L’ampleur de la crise a longtemps échappé à l’attention internationale car Pékin s’était empressé, dans un premier temps, d’en minimiser l’importance. Après avoir identifié un premier cas dans le nord du pays en août 2018, les autorités avaient traîné des pieds avant de se résoudre à reconnaître, début 2019, que la peste porcine s’était propagée en quelques mois à tout le territoire.
Le bacon et le jarret de porc plus cher
Au dernier recensement effectué par la FAO le 2 mai, il y a eu 129 foyers de maladie dans 31 provinces chinoises. Dans sa note mensuelle d’avril 2019 sur le marché mondial de l’élevage, le département américain de l’Agriculture a jugé que le cheptel chinois allait compter 130 millions de porcs de moins à cause de l’épidémie.
Les Chinois ont déjà commencé à ressentir les effets de la crise sanitaire. Les prix du porc ont grimpé de 21 % en un an, a indiqué le ministère chinois de l’Agriculture. Surtout, le pays qui, malgré sa production nationale, a toujours dû importer du porc pour satisfaire l’immense appétit de sa population pour cette viande, va devoir en acheter encore plus auprès des Européens, des Brésiliens ou encore des États-Unis.

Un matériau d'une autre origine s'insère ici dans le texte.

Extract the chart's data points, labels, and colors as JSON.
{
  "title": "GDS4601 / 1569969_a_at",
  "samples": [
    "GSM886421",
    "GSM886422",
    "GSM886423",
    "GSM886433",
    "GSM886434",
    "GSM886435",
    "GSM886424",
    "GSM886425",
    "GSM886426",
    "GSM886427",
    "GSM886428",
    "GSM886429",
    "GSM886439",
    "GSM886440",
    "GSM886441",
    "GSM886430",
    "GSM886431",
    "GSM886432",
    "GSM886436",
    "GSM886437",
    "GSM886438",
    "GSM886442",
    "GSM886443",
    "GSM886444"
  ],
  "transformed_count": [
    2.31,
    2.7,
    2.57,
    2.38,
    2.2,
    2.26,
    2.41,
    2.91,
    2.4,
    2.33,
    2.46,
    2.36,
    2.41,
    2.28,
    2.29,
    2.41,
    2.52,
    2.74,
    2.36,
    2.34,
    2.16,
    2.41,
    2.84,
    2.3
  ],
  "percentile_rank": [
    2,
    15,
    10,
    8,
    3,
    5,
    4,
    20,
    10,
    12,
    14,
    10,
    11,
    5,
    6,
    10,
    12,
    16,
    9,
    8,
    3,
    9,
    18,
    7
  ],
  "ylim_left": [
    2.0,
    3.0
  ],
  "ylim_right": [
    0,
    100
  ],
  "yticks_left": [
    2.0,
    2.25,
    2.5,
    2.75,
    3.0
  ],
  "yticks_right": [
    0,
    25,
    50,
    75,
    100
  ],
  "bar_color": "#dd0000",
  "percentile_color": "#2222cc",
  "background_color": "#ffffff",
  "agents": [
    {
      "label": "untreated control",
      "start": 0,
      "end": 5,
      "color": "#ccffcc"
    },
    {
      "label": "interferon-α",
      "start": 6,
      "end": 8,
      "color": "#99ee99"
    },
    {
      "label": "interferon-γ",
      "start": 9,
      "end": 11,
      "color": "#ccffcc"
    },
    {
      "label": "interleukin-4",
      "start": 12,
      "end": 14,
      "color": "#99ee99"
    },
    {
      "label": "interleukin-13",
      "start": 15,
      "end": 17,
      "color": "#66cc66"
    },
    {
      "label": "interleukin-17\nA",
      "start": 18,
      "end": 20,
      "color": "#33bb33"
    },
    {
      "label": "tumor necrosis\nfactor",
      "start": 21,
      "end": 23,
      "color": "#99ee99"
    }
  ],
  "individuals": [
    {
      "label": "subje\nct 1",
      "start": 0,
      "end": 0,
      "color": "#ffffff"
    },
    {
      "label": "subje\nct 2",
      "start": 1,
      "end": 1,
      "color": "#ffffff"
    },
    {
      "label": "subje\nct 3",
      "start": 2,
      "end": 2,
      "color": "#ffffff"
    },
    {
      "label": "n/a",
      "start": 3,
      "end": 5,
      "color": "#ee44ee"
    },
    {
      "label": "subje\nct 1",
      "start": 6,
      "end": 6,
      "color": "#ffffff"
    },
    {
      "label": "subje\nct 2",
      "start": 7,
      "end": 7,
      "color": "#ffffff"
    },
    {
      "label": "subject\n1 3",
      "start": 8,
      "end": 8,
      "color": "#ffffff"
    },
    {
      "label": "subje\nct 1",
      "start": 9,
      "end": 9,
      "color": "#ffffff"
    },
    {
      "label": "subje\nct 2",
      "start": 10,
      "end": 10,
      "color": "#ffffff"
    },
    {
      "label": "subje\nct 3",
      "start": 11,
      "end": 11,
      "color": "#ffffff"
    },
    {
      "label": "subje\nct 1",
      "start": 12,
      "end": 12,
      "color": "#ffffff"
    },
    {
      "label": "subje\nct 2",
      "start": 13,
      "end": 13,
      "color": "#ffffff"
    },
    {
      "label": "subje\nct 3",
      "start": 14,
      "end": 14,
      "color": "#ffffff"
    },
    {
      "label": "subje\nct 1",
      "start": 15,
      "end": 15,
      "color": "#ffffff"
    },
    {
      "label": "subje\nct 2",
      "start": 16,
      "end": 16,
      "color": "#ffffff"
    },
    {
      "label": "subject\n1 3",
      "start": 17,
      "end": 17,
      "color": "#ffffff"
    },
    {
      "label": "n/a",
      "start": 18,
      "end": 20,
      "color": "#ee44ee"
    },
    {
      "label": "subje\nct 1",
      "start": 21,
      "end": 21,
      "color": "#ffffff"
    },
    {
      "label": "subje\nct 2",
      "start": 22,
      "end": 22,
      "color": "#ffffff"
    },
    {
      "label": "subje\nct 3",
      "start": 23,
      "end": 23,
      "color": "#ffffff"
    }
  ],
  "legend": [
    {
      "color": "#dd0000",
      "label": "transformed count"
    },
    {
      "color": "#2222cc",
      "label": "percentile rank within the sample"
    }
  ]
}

Une aubaine pour certains. À Wall Street, l’action de Tyson Food, le plus important producteur américain de viande, a gagné 40 % depuis le début de l’année, et celles de deux exportateurs brésiliens de porc ont grimpé de plus de 60 % sur la même période, souligne le Wall Street Journal.
Mais cette opportunité commerciale “devrait avoir un impact profond sur les prix alimentaires dans le monde entier pour les consommateurs”, assurent les analystes de la banque néerlandaise Rabobank dans une note, citée par la chaîne économique américaine Bloomberg. Si les éleveurs européens et nord-américains exportent davantage de porc vers la Chine, ils en fournissent moins aux autres marchés… où les prix vont mécaniquement augmenter. Un phénomène qui a déjà commencé puisque le prix du bacon en Espagne a connu une hausse de 20 % en mars, tandis que celui du jarret de porc a grimpé de 17 % en Allemagne, où il est très prisé.
La peste porcine africaine en Chine devrait aussi affecter le prix du poulet. “Une partie des Chinois, pour qui le porc est devenu trop cher, cherchent déjà des alternatives et se tournent vers le poulet”, note le Financial Times. Le département américain de l’Agriculture anticipe, ainsi, une hausse des importations chinoises de poulet de 70 % en 2019.
L’épidémie de peste porcine pourrait même avoir “des conséquences géopolitiques”, estiment les analystes de Rabobank. Pour eux, le président chinois, Xi Jinping, pourrait être davantage enclin à signer la paix commerciale avec les États-Unis afin d’annuler les droits de douane que Pékin a instaurés sur les importations de porc nord-américain.